In the same category, each board member gave a high priority to investigating funding sources such as development block grants, state and federal aid programs, and county/corporate joint ventures to help fund expansions.
The board also felt a comprehensive study of the county’s sanitary sewer system should be conducted, with recommendations for system needs to meet requirements of the Special Order by Consent, and felt it prudent to develop a long-term financial plan for the Department of Public Utilities.
For the past several months, the future direction of the county’s public utilities has been at the top of discussions in board meetings. In June, the board voted unanimously to transfer $500,000 from the county’s general fund to bail out the ailing utilities department.
Since that time, the county’s Public Utilities Advisory Committee has been exploring long-term methods to sustain the department. Earlier this month, the board voted to have county staff contact state representatives in the General Assembly to add Gloucester to the list of localities that could enforce mandatory hookups to public utilities. It will also discuss the possibility of a mandatory inspection fee next month to help the department’s financial condition.

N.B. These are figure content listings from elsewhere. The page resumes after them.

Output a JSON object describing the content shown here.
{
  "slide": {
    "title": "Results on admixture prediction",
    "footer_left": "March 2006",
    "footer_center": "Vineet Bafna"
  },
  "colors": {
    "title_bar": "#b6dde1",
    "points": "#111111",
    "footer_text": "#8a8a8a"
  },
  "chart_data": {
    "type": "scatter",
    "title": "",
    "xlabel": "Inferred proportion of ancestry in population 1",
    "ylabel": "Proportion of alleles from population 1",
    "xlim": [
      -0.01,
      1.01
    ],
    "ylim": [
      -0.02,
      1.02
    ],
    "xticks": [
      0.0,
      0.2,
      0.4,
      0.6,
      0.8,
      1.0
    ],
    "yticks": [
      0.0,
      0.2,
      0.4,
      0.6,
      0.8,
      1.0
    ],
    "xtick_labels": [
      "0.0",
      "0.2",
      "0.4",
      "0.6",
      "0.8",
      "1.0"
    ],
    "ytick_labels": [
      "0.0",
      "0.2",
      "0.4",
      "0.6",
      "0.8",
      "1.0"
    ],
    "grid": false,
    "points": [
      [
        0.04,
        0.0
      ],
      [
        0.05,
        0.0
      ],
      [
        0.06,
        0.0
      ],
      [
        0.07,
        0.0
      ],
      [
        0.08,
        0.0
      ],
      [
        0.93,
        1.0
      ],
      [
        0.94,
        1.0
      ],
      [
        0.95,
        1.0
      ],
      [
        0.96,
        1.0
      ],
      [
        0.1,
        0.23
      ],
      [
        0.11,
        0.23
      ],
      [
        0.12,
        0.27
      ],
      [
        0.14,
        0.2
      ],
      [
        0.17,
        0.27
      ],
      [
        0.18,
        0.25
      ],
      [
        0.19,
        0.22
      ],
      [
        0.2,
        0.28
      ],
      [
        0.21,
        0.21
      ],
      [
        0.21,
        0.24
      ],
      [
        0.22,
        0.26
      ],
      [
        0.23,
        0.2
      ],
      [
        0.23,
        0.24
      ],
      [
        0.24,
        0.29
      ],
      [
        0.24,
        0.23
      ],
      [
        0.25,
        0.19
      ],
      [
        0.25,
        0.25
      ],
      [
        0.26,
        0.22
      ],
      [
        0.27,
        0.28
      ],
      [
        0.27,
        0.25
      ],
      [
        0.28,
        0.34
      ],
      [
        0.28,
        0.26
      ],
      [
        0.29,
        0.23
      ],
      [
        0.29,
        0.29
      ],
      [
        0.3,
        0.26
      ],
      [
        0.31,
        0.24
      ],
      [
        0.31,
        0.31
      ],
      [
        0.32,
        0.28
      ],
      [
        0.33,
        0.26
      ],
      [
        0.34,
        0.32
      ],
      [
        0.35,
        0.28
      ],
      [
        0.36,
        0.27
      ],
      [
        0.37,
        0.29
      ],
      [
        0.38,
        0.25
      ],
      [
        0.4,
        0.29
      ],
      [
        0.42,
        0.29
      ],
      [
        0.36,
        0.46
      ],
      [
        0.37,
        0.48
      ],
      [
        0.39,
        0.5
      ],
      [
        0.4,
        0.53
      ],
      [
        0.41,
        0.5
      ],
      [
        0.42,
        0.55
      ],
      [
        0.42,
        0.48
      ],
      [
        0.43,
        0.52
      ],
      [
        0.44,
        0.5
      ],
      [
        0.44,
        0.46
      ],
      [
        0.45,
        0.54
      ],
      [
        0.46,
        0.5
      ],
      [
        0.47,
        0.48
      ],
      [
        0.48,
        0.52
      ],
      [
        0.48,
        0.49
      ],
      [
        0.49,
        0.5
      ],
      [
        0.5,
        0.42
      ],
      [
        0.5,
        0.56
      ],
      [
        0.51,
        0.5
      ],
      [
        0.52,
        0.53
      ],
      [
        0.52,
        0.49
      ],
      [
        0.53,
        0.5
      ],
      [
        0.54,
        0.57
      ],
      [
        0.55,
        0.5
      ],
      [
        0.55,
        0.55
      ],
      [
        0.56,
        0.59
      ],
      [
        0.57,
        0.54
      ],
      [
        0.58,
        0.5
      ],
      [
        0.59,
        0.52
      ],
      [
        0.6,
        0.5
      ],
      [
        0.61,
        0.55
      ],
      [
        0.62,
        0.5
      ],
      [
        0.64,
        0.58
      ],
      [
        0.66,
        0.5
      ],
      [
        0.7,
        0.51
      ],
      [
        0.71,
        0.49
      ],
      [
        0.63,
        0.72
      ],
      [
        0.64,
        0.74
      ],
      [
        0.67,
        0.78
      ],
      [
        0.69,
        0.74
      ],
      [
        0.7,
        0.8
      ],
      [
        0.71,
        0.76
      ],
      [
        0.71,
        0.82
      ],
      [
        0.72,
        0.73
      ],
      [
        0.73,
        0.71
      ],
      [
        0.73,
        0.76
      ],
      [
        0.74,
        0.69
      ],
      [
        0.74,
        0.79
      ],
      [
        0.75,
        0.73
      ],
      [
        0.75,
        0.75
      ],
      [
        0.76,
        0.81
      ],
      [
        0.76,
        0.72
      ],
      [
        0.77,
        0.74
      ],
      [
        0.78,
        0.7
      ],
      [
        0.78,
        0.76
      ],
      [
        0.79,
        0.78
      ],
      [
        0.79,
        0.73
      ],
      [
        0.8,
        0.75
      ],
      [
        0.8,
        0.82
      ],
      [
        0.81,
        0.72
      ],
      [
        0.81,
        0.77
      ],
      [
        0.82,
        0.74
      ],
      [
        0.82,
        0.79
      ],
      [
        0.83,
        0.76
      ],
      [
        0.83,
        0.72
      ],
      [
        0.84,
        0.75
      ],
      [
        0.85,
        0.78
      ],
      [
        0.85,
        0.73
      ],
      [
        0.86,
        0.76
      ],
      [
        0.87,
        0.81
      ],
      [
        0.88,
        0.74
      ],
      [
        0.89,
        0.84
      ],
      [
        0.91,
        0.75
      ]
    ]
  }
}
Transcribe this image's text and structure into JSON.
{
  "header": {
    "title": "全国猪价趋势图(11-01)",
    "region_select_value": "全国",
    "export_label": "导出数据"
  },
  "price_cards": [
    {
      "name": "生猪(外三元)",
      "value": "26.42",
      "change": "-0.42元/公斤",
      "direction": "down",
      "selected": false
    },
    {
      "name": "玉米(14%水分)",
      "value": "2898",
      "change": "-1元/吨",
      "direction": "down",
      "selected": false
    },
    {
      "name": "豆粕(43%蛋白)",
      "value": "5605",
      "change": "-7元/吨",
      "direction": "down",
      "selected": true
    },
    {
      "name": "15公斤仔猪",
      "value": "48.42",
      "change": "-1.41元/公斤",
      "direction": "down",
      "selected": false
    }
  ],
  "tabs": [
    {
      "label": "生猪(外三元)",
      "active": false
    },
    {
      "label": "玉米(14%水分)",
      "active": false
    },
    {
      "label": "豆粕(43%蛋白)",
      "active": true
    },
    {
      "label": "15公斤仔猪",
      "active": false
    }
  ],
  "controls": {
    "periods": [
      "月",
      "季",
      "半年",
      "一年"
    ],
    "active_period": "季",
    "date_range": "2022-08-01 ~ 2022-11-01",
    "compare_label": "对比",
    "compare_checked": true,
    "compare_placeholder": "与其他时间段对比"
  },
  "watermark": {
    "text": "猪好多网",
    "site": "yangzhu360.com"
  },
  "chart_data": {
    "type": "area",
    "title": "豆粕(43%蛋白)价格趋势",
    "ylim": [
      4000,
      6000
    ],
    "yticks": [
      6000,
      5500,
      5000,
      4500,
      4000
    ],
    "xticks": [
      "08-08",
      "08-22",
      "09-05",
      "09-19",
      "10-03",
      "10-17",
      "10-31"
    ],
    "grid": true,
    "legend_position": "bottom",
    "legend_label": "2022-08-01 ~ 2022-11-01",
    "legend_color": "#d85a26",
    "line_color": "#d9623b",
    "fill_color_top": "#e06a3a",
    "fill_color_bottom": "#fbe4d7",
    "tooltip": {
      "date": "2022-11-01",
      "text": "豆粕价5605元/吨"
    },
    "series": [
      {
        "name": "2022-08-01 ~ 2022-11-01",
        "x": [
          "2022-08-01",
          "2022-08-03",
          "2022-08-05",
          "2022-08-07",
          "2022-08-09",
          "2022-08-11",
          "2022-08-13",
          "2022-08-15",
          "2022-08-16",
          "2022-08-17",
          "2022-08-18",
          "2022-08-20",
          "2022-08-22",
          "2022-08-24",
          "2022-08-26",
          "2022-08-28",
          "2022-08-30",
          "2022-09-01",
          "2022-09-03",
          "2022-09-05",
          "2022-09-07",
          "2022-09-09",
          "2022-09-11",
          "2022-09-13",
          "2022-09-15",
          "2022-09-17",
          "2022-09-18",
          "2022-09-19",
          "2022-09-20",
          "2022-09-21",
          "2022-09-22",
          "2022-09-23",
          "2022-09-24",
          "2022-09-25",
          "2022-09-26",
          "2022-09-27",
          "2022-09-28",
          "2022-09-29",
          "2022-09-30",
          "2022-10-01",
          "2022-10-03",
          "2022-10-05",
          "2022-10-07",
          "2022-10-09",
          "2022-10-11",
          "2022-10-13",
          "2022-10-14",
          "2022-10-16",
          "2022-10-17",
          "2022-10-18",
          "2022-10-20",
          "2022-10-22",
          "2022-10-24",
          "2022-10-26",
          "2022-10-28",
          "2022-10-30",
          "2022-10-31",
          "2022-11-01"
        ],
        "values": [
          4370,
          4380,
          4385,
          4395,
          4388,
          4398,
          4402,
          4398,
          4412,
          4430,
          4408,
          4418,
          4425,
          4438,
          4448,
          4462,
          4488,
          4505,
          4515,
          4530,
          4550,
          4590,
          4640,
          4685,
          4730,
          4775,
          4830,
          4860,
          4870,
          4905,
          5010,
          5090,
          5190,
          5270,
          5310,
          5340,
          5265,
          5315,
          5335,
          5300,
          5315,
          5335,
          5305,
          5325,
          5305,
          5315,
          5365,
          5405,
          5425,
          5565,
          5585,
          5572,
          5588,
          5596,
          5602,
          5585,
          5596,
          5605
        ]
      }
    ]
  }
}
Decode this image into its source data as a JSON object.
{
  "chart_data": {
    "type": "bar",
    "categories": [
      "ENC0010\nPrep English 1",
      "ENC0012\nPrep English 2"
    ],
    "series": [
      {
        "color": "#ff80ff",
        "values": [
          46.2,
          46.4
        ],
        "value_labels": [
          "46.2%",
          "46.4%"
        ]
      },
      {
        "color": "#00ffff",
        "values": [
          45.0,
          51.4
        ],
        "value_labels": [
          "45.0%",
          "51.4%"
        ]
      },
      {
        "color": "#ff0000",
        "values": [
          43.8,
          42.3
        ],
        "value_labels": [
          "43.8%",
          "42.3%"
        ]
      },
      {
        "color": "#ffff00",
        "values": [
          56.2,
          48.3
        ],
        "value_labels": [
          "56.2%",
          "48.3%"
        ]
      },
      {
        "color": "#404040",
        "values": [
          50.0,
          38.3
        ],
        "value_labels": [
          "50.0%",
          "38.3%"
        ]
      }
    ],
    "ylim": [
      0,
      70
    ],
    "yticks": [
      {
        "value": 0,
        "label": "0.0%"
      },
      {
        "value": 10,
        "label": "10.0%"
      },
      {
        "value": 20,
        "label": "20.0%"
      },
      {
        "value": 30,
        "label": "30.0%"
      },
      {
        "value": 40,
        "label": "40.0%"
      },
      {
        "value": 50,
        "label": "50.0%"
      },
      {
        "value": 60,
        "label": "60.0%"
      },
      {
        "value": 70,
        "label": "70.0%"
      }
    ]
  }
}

Other areas of the county’s plan that received high ratings from supervisors included:
—In the area of community development, developing a capital improvement process/plan that incorporates "quality of life" factors such as maintaining rural character, environmental quality, affordable taxes, adequate water and sewer, jobs, schools, businesses, traffic flow, road infrastructure, and streetscapes;
—In the area of economic development, develop a "we care" attitude from all areas including citizens, school administrators/staff, county administration/staff, board members, chamber of commerce and civic organizations;
—In the area of education, assess all facilities as to the appropriateness of each for "multi-use" facility; improve workforce training by forming partnerships with local businesses to provide apprenticeship programs in building trades, plumbing, mechanics, and electronics; investigate alternative methods of funding through state and federal money, grant programs, and business partnerships;
—In the area of finance, develop and implement a 10-year capital improvement budget process based upon priority need and a cost/benefit analysis;
—In the area of parks and recreation, continue developing and enforcing codes, appropriate sanctions, and a system of rewards to help improve and encourage beautification of the Route 17 corridor;
Finally, lowest priority was given to such items as developing shell buildings (or county built and owned buildings) to sell to private businesses; consideration and discussion of the future need to convert volunteer fire and rescue to paid personnel; begin looking for an appropriate waterfront site to develop a private or public campground, and in the area of youth and seniors, developing a second high school in Gloucester as a "community school" with adult education, senior center, preschool, Head Start, public library and community education staff person, and the creation of an "office on youth" funded by a grant with the Virginia Department of Youth and Family Services.
The county’s 350th Strategic Plan was first presented in 1998 to the board of supervisors. It was a result of more than two years of volunteer effort by over 75 citizens and county staff.
In 2000, an update and progress report was completed and provided to the board and the most recent update to the plan was completed earlier this year.